Amazon Basin: Vanishing Cultures

This photo-essay by Jan Reynolds offers a rare glimpse into the life of the Yanomama of the Amazon Basin.The award-winning Vanishing Cultures seven-book series, now available again in beautiful, updated editions. Features photographic accounts of children from indigenous cultures around the world to explore their daily lives, relationships with their environments, and challenges in a changing world.

Abuela’s Weave

A Guatemalan story about intergenerational trust, love, and independence, this book introduces children to the culture of Guatemala through the story of a little girl selling her grandmother’s beautiful weaving at the public market. Illustrated throughout with paintings of authentic Guatemalan scenery, giving life to the country’s radiant landscape and bustling city streets.

Chaska and the Golden Doll

Chaska wishes that she could learn to read and write, but the schoolhouse in her little village in the Andes Mountains is too small, and only the boys and older girls can attend. So she spends her days with Grandfather, who tells her stories about the proud Incas and their gold. Many years ago, the Incas lived in the same valley as Chaska’s village and made golden objects in honor of the Sun God, Papa Inti. A few still lie buried among the rocks and stones. One day, as Chaska is thinking about these stories, she finds a golden doll–real Inca idol.

Sawdust Carpets

The Lau family travels to Antigua, Guatemala to visit their cousins. Although the Laus are Chinese and Buddhist, they adore the pageantry of Easter, and Easter in Antigua is exciting, with long, elaborate processions of penitents wreathed in incense and carrying colonial Spanish statues down the cobblestone streets of the city. The best part is seeing the elaborate carpets made of colored sawdust, which the processions walk over and destroy. On the morning of the most important procession, the heroine is invited to make her very own sawdust carpet. But why, she wonders, make something so beautiful, only to have it be ruined? Guatemalan and Chinese religious observances, dragon boat races and Easter processions, piñatas, baptisms, and Chinese tamales all weave in and out of this story, which celebrates beauty, religious celebration, and tolerance.

The Remembering Stone

A surprising journey of self-discover. In early fall, the blackbirds creak like rusty wheels behind our apartment. “One day I will return like you,” my mother tells the birds. “But for now, you go. Que les vaya bien. Safe journey.” Ana doesn’t understand the pull of this faraway place until one night she puts her favorite thing, a stone spit from the volcanoes of Costa Rica, underneath her pillow. She imagines herself a blackbird flying to this country her mother longs to see again. This evocative picture book with its striking, bold art celebrates the importance of hope, dreams, and cultural roots, and will have special resonance for all thos who find themselves at the crossroads of two cultures.

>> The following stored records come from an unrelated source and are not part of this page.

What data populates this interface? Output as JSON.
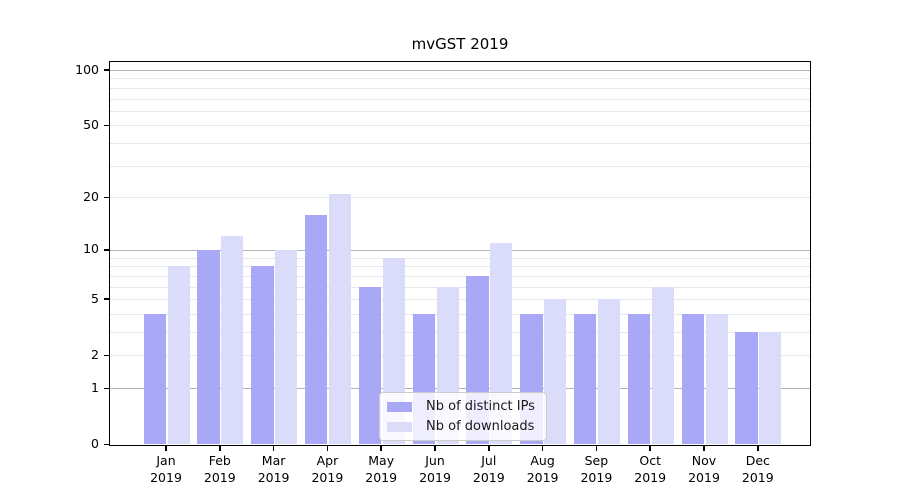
{
  "title": "mvGST 2019",
  "chart_data": {
    "type": "bar",
    "title": "mvGST 2019",
    "categories": [
      "Jan 2019",
      "Feb 2019",
      "Mar 2019",
      "Apr 2019",
      "May 2019",
      "Jun 2019",
      "Jul 2019",
      "Aug 2019",
      "Sep 2019",
      "Oct 2019",
      "Nov 2019",
      "Dec 2019"
    ],
    "series": [
      {
        "name": "Nb of distinct IPs",
        "color": "#a8a8f7",
        "values": [
          4,
          10,
          8,
          16,
          6,
          4,
          7,
          4,
          4,
          4,
          4,
          3
        ]
      },
      {
        "name": "Nb of downloads",
        "color": "#dbdbfa",
        "values": [
          8,
          12,
          10,
          21,
          9,
          6,
          11,
          5,
          5,
          6,
          4,
          3
        ]
      }
    ],
    "xlabel": "",
    "ylabel": "",
    "yscale": "log1p",
    "ylim": [
      0,
      110
    ],
    "yticks": [
      0,
      1,
      2,
      5,
      10,
      20,
      50,
      100
    ],
    "major_gridlines": [
      1,
      10,
      100
    ],
    "minor_gridlines": [
      2,
      3,
      4,
      5,
      6,
      7,
      8,
      9,
      20,
      30,
      40,
      50,
      60,
      70,
      80,
      90
    ],
    "grid": true,
    "legend_position": "inside lower-center"
  },
  "colors": {
    "bar_dark": "#a8a8f7",
    "bar_light": "#dbdbfa",
    "major_grid": "#b3b3b3",
    "minor_grid": "#e8e8e8",
    "spine": "#000000",
    "legend_border": "#cccccc",
    "tick_text": "#000000"
  }
}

My Mama’s Little Ranch on the Pampas

This story about ranch life on the Argentinean pampas is told in the voice of young Maria Cristina, who describes the activities as the seasons change. Mama buys the ranch during a hot and steamy January. The children go back to school in March, and during the cold and rainy July winter vacations, most of the calves are born. Finally, on a very hot Christmas Eve, a special gift arrives. The story, based on the author’s childhood, challenges stereotypes of this culture by depicting a woman as the buyer and owner of the ranch.

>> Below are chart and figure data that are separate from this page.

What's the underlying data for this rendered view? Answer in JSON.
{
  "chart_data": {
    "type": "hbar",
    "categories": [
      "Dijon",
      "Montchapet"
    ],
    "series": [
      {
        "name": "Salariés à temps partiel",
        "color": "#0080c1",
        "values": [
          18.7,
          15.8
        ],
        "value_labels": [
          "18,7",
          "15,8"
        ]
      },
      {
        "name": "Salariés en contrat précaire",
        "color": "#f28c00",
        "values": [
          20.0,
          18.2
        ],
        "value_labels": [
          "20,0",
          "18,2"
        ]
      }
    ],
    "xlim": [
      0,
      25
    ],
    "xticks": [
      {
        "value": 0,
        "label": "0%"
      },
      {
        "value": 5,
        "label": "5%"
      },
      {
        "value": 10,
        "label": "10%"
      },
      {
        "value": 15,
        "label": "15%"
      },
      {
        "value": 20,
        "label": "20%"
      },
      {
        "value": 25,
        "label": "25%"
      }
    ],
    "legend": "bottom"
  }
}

Mamá Goose: A Latino Nursery Treasury

This lovely compendium includes lullabies, finger games, lap games, sayings, nursery rhymes, jump-rope songs, proverbs, riddles, tall tales, a ballad, birthday songs, and Christmas carols. The format is spacious, with lots of room for both the Spanish and English text and clear, charming watercolor cartoon illustrations that vary from spreads to small insets.